Он успел даже перевернуть страницу, где осьмушку полосы занимал портрет Папы Рябы, как припечатал лучшего друга чекистов ещё в двадцать восьмом неутомимый на придумывание всяческих прозвищ зам Городецкого Степан Герасименко, и усмехнулся. Давно, давно мы так не говорим и даже не думаем, Стёпа. Очень, очень давно.

"ТАСС, 26 августа. В последнее время в средствах буржуазной печати настойчиво муссируются слухи о якобы ширящейся советизации республик, недавно присоединившихся к СССР. При этом так называемые "аналитики" этих самых средств печати утверждают, будто в этом и состоит основной смысл присоединения к СССР. Совершенно ясно, что подобные утверждения преследуют своей целью вбить клин недоверия и настороженности между населением присоединившихся к СССР республик, органами местного самоуправления этих республик и руководством СССР, командованием и бойцами РККА, дислоцированными на территории Литвы, Латвии, Эстонии, Западной Украины и Белоруссии, Молдавии, Буковины и Закарпатской Украины.

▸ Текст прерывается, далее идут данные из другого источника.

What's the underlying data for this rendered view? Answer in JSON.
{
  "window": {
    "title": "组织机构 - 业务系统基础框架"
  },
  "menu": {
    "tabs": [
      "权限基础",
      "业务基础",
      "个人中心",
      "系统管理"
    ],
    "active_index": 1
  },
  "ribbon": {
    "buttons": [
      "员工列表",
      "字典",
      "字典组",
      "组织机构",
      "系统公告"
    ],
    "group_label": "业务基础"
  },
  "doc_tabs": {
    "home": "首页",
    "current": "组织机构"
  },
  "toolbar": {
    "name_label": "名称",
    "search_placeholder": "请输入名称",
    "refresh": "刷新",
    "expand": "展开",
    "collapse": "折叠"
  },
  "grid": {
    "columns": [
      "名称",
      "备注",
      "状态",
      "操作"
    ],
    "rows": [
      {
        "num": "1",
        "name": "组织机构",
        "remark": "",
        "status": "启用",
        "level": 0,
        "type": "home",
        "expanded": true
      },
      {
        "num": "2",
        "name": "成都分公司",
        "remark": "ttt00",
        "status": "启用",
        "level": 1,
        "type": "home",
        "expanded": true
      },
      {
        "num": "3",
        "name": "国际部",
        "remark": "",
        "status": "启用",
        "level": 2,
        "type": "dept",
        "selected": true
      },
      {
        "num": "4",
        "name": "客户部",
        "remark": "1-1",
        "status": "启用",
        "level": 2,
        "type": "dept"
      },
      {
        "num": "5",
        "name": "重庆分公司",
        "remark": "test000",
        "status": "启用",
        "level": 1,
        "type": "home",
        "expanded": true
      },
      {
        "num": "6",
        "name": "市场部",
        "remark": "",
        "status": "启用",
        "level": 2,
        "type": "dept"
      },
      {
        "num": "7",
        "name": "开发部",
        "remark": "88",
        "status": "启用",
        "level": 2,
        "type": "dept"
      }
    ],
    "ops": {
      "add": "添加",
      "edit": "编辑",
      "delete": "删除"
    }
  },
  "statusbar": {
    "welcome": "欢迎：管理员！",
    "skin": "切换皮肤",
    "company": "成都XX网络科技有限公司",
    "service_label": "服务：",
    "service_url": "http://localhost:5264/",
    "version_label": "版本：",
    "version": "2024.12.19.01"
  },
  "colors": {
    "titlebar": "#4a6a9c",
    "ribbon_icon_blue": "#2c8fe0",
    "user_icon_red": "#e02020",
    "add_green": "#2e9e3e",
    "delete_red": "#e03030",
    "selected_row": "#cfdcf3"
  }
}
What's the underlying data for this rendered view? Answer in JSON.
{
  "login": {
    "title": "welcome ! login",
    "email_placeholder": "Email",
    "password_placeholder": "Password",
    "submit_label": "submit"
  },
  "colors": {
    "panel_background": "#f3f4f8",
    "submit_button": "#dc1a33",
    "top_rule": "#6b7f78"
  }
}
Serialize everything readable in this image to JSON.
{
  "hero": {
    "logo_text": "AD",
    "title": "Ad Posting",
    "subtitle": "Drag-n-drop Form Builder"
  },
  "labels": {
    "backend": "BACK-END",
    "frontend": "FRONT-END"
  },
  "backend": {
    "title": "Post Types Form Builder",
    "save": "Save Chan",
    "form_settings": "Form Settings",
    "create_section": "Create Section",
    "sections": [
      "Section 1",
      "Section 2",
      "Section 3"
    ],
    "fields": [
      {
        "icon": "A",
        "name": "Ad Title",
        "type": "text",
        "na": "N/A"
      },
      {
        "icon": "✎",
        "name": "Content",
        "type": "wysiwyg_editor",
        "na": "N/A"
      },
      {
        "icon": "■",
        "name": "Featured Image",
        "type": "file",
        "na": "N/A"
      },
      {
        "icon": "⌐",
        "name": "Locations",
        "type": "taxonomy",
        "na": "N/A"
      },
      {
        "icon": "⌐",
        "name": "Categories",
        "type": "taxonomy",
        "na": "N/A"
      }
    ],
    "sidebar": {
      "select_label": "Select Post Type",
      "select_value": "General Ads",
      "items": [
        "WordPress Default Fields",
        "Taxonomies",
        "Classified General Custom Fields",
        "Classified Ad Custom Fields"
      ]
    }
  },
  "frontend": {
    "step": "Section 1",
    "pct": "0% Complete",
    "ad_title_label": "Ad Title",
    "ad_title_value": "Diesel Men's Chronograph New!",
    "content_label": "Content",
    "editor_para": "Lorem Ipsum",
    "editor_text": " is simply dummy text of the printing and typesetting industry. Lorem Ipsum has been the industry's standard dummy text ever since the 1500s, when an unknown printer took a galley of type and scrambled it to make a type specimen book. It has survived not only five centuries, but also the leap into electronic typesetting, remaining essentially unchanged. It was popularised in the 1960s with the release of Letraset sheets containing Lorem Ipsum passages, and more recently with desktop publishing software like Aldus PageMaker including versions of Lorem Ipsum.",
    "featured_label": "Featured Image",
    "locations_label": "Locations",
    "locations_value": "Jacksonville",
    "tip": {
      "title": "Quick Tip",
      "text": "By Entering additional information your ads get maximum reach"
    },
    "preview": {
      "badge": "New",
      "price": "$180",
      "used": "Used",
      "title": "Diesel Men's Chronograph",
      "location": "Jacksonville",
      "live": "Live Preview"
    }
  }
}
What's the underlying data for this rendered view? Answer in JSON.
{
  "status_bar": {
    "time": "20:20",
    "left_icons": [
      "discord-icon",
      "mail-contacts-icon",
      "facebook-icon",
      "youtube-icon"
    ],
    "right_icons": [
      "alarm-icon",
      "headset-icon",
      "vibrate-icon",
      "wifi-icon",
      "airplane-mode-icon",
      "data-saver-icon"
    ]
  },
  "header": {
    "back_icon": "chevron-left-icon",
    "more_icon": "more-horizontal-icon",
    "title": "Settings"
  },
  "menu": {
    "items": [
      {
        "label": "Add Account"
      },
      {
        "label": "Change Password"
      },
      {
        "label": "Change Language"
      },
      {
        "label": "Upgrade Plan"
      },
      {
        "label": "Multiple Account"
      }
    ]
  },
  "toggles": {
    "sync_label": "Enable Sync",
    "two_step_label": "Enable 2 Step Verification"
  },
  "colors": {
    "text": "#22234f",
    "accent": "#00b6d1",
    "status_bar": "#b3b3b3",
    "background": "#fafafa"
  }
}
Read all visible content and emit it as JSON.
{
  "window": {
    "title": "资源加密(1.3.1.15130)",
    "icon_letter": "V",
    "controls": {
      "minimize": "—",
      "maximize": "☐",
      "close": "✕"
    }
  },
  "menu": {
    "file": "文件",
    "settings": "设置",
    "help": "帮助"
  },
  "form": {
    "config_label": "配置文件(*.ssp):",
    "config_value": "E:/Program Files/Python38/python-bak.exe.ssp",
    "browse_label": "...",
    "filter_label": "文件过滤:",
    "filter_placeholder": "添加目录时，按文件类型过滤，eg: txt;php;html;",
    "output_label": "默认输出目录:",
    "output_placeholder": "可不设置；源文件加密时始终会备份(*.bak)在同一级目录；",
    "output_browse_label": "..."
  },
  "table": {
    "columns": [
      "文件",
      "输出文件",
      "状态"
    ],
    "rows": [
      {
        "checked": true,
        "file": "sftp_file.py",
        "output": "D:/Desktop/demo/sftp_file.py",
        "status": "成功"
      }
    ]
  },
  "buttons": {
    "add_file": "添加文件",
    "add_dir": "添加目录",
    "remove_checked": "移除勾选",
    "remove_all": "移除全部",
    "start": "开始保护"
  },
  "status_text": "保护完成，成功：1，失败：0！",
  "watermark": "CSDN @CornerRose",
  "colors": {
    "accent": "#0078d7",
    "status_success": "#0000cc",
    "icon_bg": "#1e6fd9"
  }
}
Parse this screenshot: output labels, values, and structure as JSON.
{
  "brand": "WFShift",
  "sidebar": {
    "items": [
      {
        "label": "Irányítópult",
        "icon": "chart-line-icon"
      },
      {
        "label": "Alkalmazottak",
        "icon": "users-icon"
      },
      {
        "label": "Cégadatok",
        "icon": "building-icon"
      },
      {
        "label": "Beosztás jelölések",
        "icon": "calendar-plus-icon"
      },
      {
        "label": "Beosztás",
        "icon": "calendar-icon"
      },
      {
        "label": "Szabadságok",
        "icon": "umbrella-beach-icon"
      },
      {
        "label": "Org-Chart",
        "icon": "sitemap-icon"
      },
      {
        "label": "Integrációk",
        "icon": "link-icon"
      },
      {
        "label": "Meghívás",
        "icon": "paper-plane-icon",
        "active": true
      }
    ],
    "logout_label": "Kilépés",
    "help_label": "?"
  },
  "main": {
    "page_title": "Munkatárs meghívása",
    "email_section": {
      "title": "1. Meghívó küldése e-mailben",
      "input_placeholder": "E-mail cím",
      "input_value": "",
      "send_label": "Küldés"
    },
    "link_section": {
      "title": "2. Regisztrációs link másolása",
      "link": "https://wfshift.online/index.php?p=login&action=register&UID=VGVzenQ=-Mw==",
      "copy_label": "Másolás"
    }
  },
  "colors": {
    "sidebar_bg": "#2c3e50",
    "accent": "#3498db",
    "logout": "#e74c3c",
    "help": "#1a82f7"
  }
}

Несмотря на отдельные факты превышения власти военными комендантами территорий и сотрудниками органов НКВД по борьбе со шпионажем и саботажем, несмотря на злоупотребления и некомпетентность некоторых советских и партийных работников на местах, проявленное ими непонимание нужд и чаяний простых людей, руководство СССР, тщательно расследуя каждый такой случай и строго, беспристрастно наказывая виновных, подтверждает свою приверженность принципам, лежащим в основе договоров о взаимопомощи и договоров о вступлении в СССР - принципам широкого и глубокого местного самоуправления, многоукладной экономики, внимательной и взвешенной национально-территориальной политики".

Неплохо, решил Гурьев, неплохо. Хороший щелчок по носу этим писакам. Одно слово - щелкопёры. Акулы пера. Шакалы ротационных машин. Сейчас опять вытьё начнётся - обман, дезинформация, да кто же поверит, большевики, коммунисты… Им всегда будет мало - что бы мы не делали. Всегда слишком мало "демократии", всегда слишком много контроля. Они не помнят - и не хотят помнить, что вытворяли сами, прежде чем стали великими и свободными. Сытый голодного не разумеет. Ничего, ничего. Мы справимся.

Процесс изучения официальных новостей был прерван появлением кондуктора:

– Билетики предъявляем, граждане, билетики на проверочку!

Гурьев достал паспорт, обе плацкарты и протянул их дедуле. Когда женщина поняла: Гурьев показал не один билет, а два, кровь совершенно отлила от её лица, и без того отнюдь не пышущего здоровьем. Кондуктор так долго и придирчиво изучал бумаги - Гурьев даже развеселился: тоже мне, выискался специалист по органолептике[3]. Дедушка Мазай со вздохом вернул ему документы:

– А гражданочки паспорточек? Будьте добры, гражданочка. - И, куда более подобострастно, - Гурьеву, в котором безошибочным лакейским чутьём распознал большое начальство, впрочем, плохо представляя себе реальные масштабы этой величины: - Понимаете, гражданин, - инструкция. Полагается, значит-ца, у всех пассажиров документики проверочке подвергать, значит-ца, на соответствие предъявляемой личности, потому как бдительность - это в нашем кондукторском деле, гражданин хороший, самое главное. Без этого нам, кондукторам, никак невозможно, значит-ца!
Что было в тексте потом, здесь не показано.